In Locking Clavicle Hook Plate, a trans-acromial K-wire is used to secure provisional reduction. The final fixation is achieved with a figure-of-eight tension band wire combined with two K-wires preferably threaded K-wires. This fixation should not impinge upon the acromioclavicular joint so that articular disc injury can be avoided. Considering the size of the fragments, a small fragment T-plate or one-third tubular plate can be used as an alternative. A reconstruction plate 3.5 is also another valid substitute for it. Bosworth had explained the alternative technique with a screw through the plate into the base of the coracoid.
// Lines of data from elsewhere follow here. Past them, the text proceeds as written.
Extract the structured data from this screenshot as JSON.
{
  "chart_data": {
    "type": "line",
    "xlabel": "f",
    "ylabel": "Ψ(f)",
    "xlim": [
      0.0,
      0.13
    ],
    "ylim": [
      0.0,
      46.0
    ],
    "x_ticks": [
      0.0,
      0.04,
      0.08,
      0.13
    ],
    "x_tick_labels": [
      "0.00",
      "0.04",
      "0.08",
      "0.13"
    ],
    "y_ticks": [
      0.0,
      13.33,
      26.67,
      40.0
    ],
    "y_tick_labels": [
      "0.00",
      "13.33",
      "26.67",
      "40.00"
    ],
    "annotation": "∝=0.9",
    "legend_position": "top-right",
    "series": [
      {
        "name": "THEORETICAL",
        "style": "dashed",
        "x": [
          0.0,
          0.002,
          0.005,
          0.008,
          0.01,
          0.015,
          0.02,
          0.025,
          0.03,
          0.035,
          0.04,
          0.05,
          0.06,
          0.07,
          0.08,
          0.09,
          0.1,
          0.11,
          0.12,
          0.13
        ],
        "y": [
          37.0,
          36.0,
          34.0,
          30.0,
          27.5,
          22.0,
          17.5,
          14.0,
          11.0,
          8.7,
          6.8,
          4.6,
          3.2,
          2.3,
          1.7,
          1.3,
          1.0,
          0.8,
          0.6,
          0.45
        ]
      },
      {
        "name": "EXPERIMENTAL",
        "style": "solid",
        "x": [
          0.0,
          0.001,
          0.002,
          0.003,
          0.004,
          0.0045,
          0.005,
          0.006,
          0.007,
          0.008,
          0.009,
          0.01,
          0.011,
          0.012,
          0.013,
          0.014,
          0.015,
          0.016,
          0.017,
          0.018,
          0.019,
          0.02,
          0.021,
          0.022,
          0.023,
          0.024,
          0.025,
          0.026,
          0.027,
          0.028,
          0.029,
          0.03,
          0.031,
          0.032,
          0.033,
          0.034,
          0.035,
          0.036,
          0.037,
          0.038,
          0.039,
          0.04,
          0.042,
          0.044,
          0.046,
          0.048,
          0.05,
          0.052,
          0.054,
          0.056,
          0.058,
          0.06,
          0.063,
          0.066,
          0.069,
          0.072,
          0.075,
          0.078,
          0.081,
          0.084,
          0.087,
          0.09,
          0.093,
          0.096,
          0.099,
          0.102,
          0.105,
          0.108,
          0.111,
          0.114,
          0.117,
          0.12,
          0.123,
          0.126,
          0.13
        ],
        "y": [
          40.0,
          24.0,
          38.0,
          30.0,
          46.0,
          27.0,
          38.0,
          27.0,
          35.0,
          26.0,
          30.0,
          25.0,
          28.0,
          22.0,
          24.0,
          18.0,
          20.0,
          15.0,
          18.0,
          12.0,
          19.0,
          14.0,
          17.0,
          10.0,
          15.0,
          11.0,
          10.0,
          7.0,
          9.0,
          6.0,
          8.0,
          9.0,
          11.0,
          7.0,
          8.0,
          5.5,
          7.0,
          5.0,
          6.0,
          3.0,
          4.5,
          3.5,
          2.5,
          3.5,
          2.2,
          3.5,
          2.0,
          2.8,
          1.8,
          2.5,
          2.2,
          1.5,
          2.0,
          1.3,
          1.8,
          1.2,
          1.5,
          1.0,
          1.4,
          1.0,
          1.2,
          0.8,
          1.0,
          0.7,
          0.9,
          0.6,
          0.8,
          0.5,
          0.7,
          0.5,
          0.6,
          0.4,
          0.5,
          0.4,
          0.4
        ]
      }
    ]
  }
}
Acromioclavicular Joint Dislocation
An AC (Acromioclavicular) joint dislocation is the dislocation of the clavicle from the acromion. A complete disruption of theacromioclavicular joint (Tossy III) and if it is irreducible, is a clear indicator of operative care. However, there are many techniques for the treatment of acromioclavicular joint dislocation. Two possibilities have been explained below:
- The first one is Indirect purchase on the acromioclavicular joint with coracoclavicular fixation using screws, sutures, and wire loops. These procedures can be combined with debridement of the acromioclavicular joint and coracoclavicular ligaments repairing. The best exposure is given by saber cut incision. Transosseous sutures can be placed between the avulsed ligaments and holes in the lateral end of the clavicle. After identification of the coracoid with two temporary K-wires, a 3.2 mm drill bit is used to drill a hole through the clavicle into the coracoid. Then both cortices of the clavicle are over drilled using a 4.5 mm drill and a 6.5 mm cancellous bone screw with 16 mm thread, and a washer is inserted. The over the drilling of both cortices of the clavicle allows it to rotate without the screw loosening in the coracoid anchor. Complete the procedure by tying the sutures of the acromioclavicular reconstruction. Screw removal can be planned after 8–10 weeks after surgery.
- In the second or alternative technique, the acromioclavicular joint is exposed in the same way as for the coracoclavicular screw, and the joint is debrided. The reduction is followed and it is stabilized with a 2 mm K-wire inserted from the outer lateral side of the acromion across the joint and into the clavicle. Impaling of the cortex of the clavicle by the wire is necessary to prevent migration. In place of a K-wire, a 3.5 mm cancellous bone screw or a 4.5 mm cannulated cortex screw can be used. Then insert this screw through a gliding hole in the acromion and into the medullary canal of the clavicle. Commonly, it exits from the cortex of the clavicle because of the curve of the bone. After stabilization of the joint, a tension band of a wire or a non-absorbable suture is placed through a drill hole in the clavicle and move under the deltoid attachment to the acromion and the wire or the screw head. At this point, the patient is not allowed to use the extremity in abduction so that the breakage of the wire or screw can be prevented but the extremity can be used for other activities. The wire or screw is removed after three months and all activities can be started.